Fayette Co. judge reflects on law, education
February 25, 2016
Coming from a town that was “an old boys club,” Circuit Court Judge Pamela Goodwine decided early on to have a career on the bench.
She said she was probably 16 or 17 when she decided to be a judge. This decision came after seeing Thurgood Marshall and Sandra Day O’Connor being sworn into office and was inspired to be the first African-American woman to be judge in Fayette County.
Goodwine forfeited her original scholarships to Carnegie Mellon to stay in Youngstown, Ohio, and care for her father who was diagnosed with lung cancer. In that time she worked as a court stenographer, and she became familiar with court proceedings.

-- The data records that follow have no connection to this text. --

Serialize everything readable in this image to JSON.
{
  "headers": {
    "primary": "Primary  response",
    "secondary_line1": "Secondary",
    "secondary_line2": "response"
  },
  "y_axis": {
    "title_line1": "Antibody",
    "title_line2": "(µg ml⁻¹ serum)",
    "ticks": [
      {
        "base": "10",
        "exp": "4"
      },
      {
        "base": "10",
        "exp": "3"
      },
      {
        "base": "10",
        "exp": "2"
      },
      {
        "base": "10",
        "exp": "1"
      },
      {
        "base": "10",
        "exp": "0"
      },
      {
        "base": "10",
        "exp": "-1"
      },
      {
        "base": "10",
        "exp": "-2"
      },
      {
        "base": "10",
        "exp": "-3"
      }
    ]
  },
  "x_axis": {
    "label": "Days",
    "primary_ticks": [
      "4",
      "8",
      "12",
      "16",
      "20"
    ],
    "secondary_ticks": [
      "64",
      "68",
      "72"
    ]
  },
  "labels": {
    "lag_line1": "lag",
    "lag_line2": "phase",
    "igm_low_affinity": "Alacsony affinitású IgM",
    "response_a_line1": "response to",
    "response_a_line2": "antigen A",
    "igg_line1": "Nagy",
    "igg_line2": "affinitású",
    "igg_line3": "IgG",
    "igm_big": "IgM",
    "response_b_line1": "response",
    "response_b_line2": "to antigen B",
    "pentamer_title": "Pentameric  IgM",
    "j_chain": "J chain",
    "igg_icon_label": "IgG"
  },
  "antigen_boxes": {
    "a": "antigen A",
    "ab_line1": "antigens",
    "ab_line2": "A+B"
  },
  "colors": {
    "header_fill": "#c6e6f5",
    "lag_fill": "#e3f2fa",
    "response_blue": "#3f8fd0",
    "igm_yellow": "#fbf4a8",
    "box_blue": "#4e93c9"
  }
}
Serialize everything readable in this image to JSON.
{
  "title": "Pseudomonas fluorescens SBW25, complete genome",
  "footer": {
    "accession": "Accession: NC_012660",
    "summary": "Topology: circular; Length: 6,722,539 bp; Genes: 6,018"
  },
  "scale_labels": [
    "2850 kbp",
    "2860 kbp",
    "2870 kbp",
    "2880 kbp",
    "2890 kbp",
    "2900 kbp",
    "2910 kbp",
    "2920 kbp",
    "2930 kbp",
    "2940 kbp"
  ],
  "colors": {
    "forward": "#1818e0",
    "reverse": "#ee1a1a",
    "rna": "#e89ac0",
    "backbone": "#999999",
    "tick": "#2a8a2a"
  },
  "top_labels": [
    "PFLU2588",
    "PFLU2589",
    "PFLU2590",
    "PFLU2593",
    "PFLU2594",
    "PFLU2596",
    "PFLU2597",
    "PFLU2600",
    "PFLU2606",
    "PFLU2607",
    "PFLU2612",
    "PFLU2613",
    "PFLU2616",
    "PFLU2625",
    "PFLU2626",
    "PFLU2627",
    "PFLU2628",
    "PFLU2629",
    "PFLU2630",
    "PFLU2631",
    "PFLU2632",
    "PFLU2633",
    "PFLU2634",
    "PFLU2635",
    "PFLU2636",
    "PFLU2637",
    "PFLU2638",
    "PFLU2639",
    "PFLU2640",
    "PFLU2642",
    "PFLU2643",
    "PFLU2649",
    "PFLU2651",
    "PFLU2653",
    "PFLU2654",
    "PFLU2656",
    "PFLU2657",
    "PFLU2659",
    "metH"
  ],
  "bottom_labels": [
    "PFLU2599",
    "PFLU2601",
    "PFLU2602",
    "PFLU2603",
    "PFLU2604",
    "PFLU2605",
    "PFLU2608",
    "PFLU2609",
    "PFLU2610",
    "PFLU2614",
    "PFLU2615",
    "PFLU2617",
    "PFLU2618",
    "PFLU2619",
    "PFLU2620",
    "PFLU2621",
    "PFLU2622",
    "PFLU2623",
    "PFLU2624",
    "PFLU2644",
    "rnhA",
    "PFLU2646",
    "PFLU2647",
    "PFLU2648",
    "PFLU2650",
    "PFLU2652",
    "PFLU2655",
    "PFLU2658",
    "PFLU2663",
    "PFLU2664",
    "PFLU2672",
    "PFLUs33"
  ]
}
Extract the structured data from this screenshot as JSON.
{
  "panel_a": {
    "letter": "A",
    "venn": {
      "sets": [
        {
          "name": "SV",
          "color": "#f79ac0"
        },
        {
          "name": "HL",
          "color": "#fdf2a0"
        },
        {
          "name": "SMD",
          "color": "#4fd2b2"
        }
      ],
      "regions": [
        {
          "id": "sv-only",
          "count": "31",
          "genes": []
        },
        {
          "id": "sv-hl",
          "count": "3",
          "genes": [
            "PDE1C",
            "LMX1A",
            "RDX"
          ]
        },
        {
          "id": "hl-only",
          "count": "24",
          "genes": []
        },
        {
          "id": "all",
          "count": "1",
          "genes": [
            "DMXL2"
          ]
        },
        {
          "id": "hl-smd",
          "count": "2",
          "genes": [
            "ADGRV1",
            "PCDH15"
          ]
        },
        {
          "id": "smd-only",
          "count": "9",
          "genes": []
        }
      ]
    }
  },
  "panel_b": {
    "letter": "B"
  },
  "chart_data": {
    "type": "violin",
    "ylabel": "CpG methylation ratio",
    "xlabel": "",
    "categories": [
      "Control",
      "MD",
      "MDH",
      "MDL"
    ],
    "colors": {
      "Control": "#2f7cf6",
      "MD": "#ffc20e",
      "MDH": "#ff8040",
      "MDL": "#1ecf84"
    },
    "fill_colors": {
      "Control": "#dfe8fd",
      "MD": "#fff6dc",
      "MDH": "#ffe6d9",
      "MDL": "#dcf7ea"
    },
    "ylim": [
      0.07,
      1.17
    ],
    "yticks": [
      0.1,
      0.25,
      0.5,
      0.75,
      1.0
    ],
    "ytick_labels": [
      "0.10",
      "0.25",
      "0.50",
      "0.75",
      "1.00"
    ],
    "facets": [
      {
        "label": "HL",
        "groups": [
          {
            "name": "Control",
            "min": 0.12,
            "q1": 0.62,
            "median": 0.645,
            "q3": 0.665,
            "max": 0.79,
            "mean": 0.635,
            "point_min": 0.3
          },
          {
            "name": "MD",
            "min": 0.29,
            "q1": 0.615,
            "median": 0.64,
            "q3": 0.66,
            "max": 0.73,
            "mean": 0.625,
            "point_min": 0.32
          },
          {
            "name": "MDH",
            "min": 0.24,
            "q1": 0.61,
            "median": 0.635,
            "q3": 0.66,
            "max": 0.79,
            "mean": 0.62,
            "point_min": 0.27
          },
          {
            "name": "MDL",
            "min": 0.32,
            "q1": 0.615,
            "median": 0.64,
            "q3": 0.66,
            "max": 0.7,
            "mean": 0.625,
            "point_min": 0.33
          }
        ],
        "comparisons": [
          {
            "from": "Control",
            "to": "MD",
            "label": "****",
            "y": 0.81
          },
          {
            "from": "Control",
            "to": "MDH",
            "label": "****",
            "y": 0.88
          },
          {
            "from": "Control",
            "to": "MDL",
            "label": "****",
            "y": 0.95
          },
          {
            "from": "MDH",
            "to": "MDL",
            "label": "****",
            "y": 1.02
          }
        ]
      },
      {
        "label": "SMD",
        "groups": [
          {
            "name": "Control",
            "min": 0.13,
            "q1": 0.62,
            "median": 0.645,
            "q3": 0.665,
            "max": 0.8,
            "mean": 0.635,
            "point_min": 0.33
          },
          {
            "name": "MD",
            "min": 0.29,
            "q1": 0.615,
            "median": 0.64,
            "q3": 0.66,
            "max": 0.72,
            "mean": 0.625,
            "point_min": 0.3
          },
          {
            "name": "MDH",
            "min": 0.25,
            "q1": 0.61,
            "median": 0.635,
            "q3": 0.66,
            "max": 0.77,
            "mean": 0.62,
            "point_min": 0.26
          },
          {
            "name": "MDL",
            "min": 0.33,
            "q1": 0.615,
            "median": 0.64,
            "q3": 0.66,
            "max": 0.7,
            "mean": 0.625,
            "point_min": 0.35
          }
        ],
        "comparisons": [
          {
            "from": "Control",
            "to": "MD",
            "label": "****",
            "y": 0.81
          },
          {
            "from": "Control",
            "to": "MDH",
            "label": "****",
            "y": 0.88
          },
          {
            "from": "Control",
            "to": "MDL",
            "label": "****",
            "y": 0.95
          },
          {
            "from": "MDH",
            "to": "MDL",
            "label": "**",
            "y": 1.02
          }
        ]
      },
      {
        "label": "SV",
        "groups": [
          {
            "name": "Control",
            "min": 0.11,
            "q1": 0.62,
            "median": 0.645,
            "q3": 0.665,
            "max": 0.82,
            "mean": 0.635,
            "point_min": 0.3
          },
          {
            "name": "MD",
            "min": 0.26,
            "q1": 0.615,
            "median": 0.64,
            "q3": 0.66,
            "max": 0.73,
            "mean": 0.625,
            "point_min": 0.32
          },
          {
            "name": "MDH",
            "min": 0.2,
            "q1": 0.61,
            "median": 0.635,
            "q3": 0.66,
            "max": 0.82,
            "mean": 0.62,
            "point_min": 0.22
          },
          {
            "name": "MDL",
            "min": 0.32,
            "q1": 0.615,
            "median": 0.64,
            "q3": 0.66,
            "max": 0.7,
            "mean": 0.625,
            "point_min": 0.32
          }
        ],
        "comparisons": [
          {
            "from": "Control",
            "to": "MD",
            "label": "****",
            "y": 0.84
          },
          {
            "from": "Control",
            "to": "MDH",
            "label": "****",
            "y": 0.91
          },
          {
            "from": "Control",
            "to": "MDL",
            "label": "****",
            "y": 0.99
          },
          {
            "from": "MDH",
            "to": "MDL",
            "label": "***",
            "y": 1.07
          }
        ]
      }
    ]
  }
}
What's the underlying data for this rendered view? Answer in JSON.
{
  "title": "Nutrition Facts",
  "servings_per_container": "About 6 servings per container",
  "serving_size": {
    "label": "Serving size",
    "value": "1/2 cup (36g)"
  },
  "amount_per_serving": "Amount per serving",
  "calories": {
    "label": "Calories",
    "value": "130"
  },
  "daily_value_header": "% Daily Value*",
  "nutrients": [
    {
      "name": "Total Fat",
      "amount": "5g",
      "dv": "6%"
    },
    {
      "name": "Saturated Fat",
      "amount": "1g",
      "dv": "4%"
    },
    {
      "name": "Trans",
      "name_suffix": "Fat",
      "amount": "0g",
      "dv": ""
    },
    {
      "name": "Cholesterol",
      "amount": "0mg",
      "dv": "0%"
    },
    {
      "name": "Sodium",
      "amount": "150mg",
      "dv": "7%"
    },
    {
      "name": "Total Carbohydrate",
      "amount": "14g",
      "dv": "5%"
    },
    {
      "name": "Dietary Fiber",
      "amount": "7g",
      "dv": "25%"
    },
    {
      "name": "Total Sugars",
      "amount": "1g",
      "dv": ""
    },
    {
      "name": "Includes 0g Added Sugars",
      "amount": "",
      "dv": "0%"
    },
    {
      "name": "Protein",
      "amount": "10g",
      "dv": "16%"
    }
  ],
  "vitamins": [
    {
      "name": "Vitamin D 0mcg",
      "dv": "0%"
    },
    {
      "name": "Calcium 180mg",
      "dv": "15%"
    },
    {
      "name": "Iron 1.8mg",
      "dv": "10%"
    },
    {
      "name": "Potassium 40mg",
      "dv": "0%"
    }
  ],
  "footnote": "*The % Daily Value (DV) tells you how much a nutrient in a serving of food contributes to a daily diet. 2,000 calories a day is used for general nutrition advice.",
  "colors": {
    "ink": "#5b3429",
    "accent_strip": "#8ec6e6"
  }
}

A job offer in the Fayette courts brought her to Lexington and to UK, where she planned to study accounting. Goodwine left UK after her sophomore year in 1982 because of complications with Chrohn’s disease. Goodwine returned and, after 11 years of undergraduate studies, she graduated in May 1991 — three years later she graduated with a law degree.
“I’ll be 34, I might as well have a law degree,” Goodwine said she recalled thinking before going to law school. “I figured I’ll put on my sweats and pull my hair back in a pony tail … and I’ll look just like everybody else.”
Goodwine ran for district and circuit courts after law school, and she has been serving as a judge since 1999. She is the first African-American woman in the Fayette County judiciary.
“I think when you can go to work, love what you do everyday, and I’m like, ‘I would do it if I didn’t get a paycheck,’” Goodwine said. “That’s how much passion I have for what I do.”
Goodwine said her hardest decision was to impose the death penalty, but she upheld the jury’s decision.
“To look at a defendant and say ‘You’re hereby sentenced to death’ was very, very difficult,” Goodwine said.
After this case, Goodwine said she has taken a stance against the death penalty. The last execution in Kentucky was in 2008, and Goodwine said maintaining the inmates and death chamber is an economic burden that would help lessen budget constraints.
“I made the decision that I was going to take death off the table,” Goodwine said. “I am not going to go through that process, knowing full well that it’s not going to happen.”
Her mother was murdered in the early 1980s, and at that time, Goodwine supported the death penalty but, after trying cases and seeing the economic impact, she reconsidered her stance.
“There’s one thing to be tough (on crime) and another thing to be stupid,” Goodwine said.
Despite the difficult decisions, Goodwine is still passionate about her job serving the Commonwealth.
“It’s been incredible for me,” Goodwine said. “I just — I love being around this place.”